Peter Seibel wrote that to maximize engineering effectiveness, “Let a thousand flowers bloom. Then rip 999 of them out by the roots.” Flowers, in how the metaphor applies to us, are code patterns — the myriad different functions, classes, styles, and idioms that developers use when writing code. At first, new flowers are welcome — maybe the new pattern seems easier to use, more scalable, more efficient, or more suited to some particular task than the old.

As a code base grows, and the flowers proliferate, however, it becomes clear which patterns work and which don’t. Suddenly, code patterns that were once beautiful new flowers become technical debt in need of removal. When that happens, it’s time to start ripping.
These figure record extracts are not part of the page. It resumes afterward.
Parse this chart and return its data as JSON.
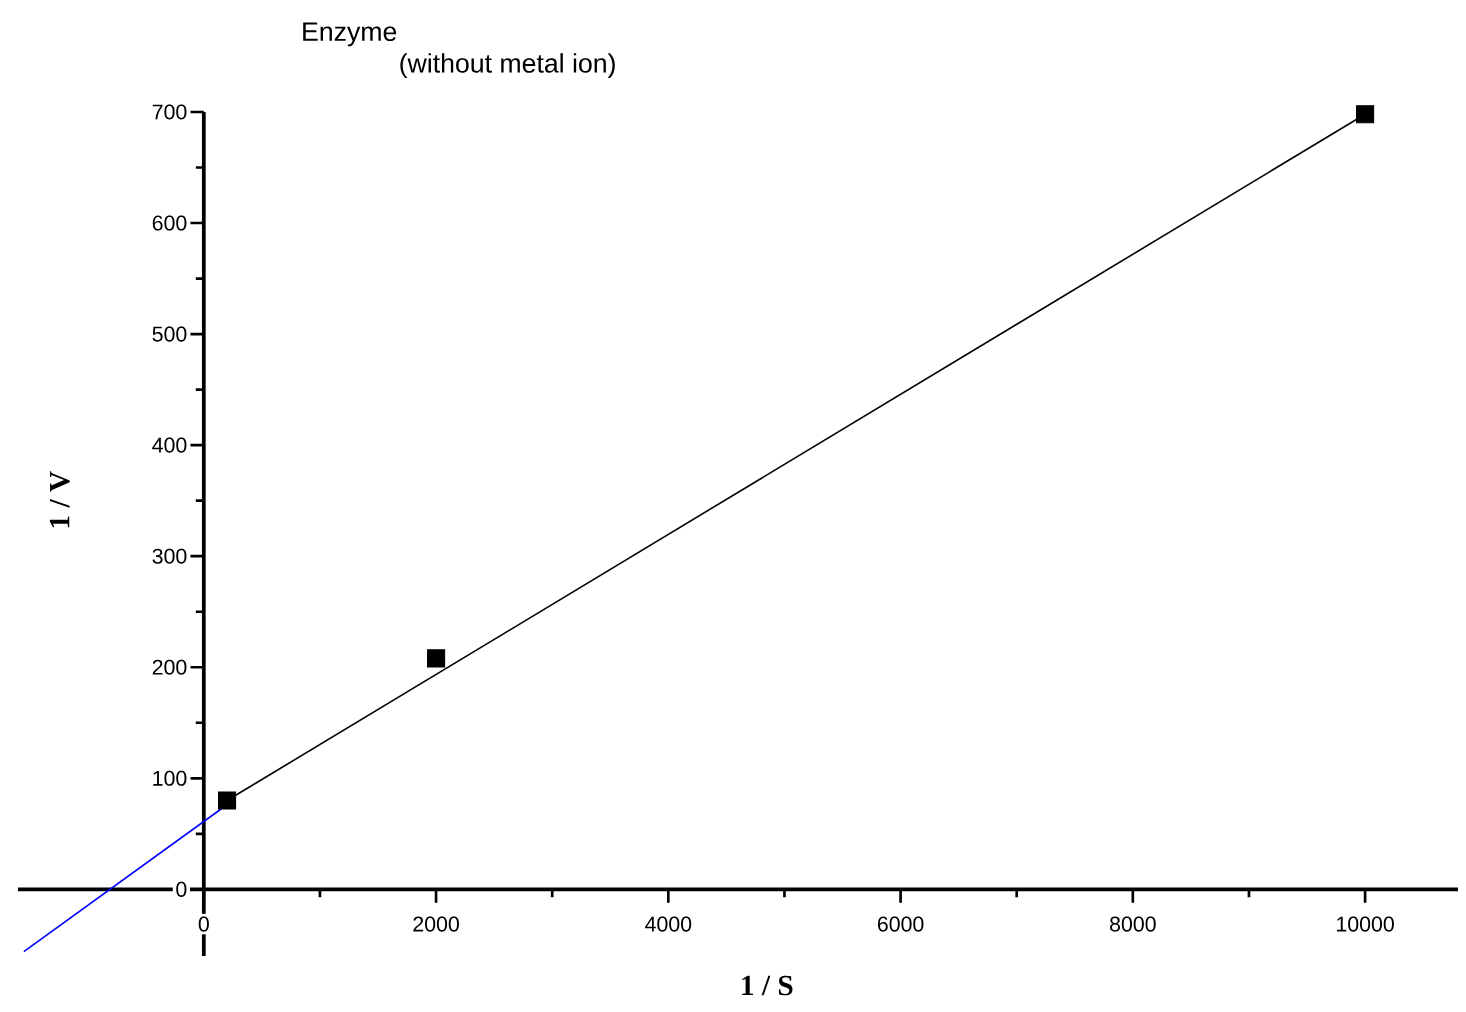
{
  "chart_data": {
    "type": "scatter",
    "title": "Enzyme",
    "subtitle": "(without metal ion)",
    "xlabel": "1 / S",
    "ylabel": "1 / V",
    "xlim": [
      -1600,
      10800
    ],
    "ylim": [
      -60,
      700
    ],
    "xticks": [
      0,
      2000,
      4000,
      6000,
      8000,
      10000
    ],
    "yticks": [
      0,
      100,
      200,
      300,
      400,
      500,
      600,
      700
    ],
    "grid": false,
    "series": [
      {
        "marker": "square",
        "color": "#000000",
        "x": [
          200,
          2000,
          10000
        ],
        "values": [
          80,
          208,
          698
        ]
      },
      {
        "type": "line",
        "marker": "none",
        "line_style": "solid",
        "color": "#000000",
        "x": [
          200,
          10000
        ],
        "values": [
          80,
          698
        ]
      },
      {
        "type": "line",
        "marker": "none",
        "line_style": "solid",
        "color": "#0000ff",
        "x": [
          -1550,
          250
        ],
        "values": [
          -56,
          80
        ]
      }
    ]
  }
}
Otherwise, since developers learn by reading (and occasionally copy-and-pasting) from existing code, the bad flowers and the technical debt that comes with them will continue to grow unchecked.

Ripping out flowers with Undebt

Removing a bad code pattern by hand, especially in a massive code base like ours, is a Herculean task that puts a massive drain on developer time; time that could be better spent working on new features and shipping new code. That’s why other members of the Core Backend team and I built Undebt, an elegant, fast, reliable tool for performing massive, automated code refactoring.
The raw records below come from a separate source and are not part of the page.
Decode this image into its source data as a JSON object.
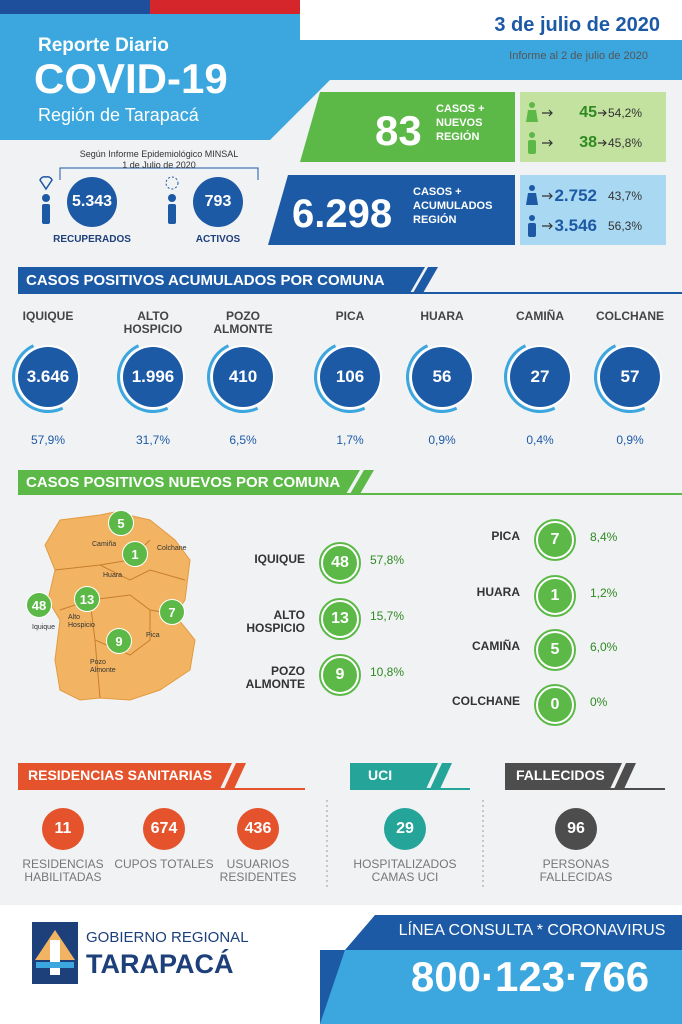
{
  "header": {
    "subtitle": "Reporte Diario",
    "title": "COVID-19",
    "region": "Región de Tarapacá",
    "date": "3 de julio de 2020",
    "informe": "Informe al 2 de julio de 2020"
  },
  "minsal": {
    "note": "Según Informe Epidemiológico MINSAL",
    "note_date": "1 de Julio de 2020",
    "items": [
      {
        "value": "5.343",
        "label": "RECUPERADOS"
      },
      {
        "value": "793",
        "label": "ACTIVOS"
      }
    ]
  },
  "nuevos": {
    "value": "83",
    "label": [
      "CASOS +",
      "NUEVOS",
      "REGIÓN"
    ],
    "split": [
      {
        "value": "45",
        "pct": "54,2%"
      },
      {
        "value": "38",
        "pct": "45,8%"
      }
    ]
  },
  "acumulados": {
    "value": "6.298",
    "label": [
      "CASOS +",
      "ACUMULADOS",
      "REGIÓN"
    ],
    "split": [
      {
        "value": "2.752",
        "pct": "43,7%"
      },
      {
        "value": "3.546",
        "pct": "56,3%"
      }
    ]
  },
  "acumulado_comuna": {
    "title": "CASOS POSITIVOS ACUMULADOS POR COMUNA",
    "items": [
      {
        "name": "IQUIQUE",
        "value": "3.646",
        "pct": "57,9%"
      },
      {
        "name": "ALTO HOSPICIO",
        "value": "1.996",
        "pct": "31,7%"
      },
      {
        "name": "POZO ALMONTE",
        "value": "410",
        "pct": "6,5%"
      },
      {
        "name": "PICA",
        "value": "106",
        "pct": "1,7%"
      },
      {
        "name": "HUARA",
        "value": "56",
        "pct": "0,9%"
      },
      {
        "name": "CAMIÑA",
        "value": "27",
        "pct": "0,4%"
      },
      {
        "name": "COLCHANE",
        "value": "57",
        "pct": "0,9%"
      }
    ]
  },
  "nuevos_comuna": {
    "title": "CASOS POSITIVOS NUEVOS POR COMUNA",
    "map": {
      "markers": [
        "5",
        "1",
        "48",
        "13",
        "7",
        "9"
      ],
      "places": [
        "Camiña",
        "Colchane",
        "Huara",
        "Iquique",
        "Alto Hospicio",
        "Pica",
        "Pozo Almonte"
      ]
    },
    "items": [
      {
        "name": "IQUIQUE",
        "value": "48",
        "pct": "57,8%"
      },
      {
        "name": "ALTO HOSPICIO",
        "value": "13",
        "pct": "15,7%"
      },
      {
        "name": "POZO ALMONTE",
        "value": "9",
        "pct": "10,8%"
      },
      {
        "name": "PICA",
        "value": "7",
        "pct": "8,4%"
      },
      {
        "name": "HUARA",
        "value": "1",
        "pct": "1,2%"
      },
      {
        "name": "CAMIÑA",
        "value": "5",
        "pct": "6,0%"
      },
      {
        "name": "COLCHANE",
        "value": "0",
        "pct": "0%"
      }
    ]
  },
  "residencias": {
    "title": "RESIDENCIAS SANITARIAS",
    "items": [
      {
        "value": "11",
        "label": "RESIDENCIAS HABILITADAS"
      },
      {
        "value": "674",
        "label": "CUPOS TOTALES"
      },
      {
        "value": "436",
        "label": "USUARIOS RESIDENTES"
      }
    ]
  },
  "uci": {
    "title": "UCI",
    "value": "29",
    "label": "HOSPITALIZADOS CAMAS UCI"
  },
  "fallecidos": {
    "title": "FALLECIDOS",
    "value": "96",
    "label": "PERSONAS FALLECIDAS"
  },
  "footer": {
    "org": "GOBIERNO REGIONAL",
    "org_name": "TARAPACÁ",
    "line_title": "LÍNEA CONSULTA * CORONAVIRUS",
    "phone": "800·123·766"
  }
}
Undebt works on any language and lets you define complex find-and-replace rules using standard, straightforward Python that can be applied quickly to an entire code base with a simple command.

Since its inception at our most recent hackathon, Undebt has become a key tool for performing en masse code refactoring. Used along with our open-source debt tracker, we can now efficiently monitor and remove technical debt before it becomes a serious problem.

Usage of a deprecated method going to zero with the help of Undebt

Usage of a deprecated method going to zero with the help of Undebt

The graph above, generated using our open-source debt tracker, shows the usage of a particular deprecated method across the 3 million lines of Python that make up Yelp’s codebase. The effect of Undebt can be seen near the end. We were able to completely remove two years of accumulated debt using a variant of the included method_to_function example. We have also made heavy use of the sqla_count example in refactoring our SQL alchemy code to remove inefficient sub-queries.

How it works

To use Undebt, you define a custom pattern that specifies what code pattern to look for and how to replace it. Undebt leverages the popular open source tool pyparsing to make writing a pattern file as easy as plain Python. Undebt also comes loaded with tools and examples to make this process as painless as possible.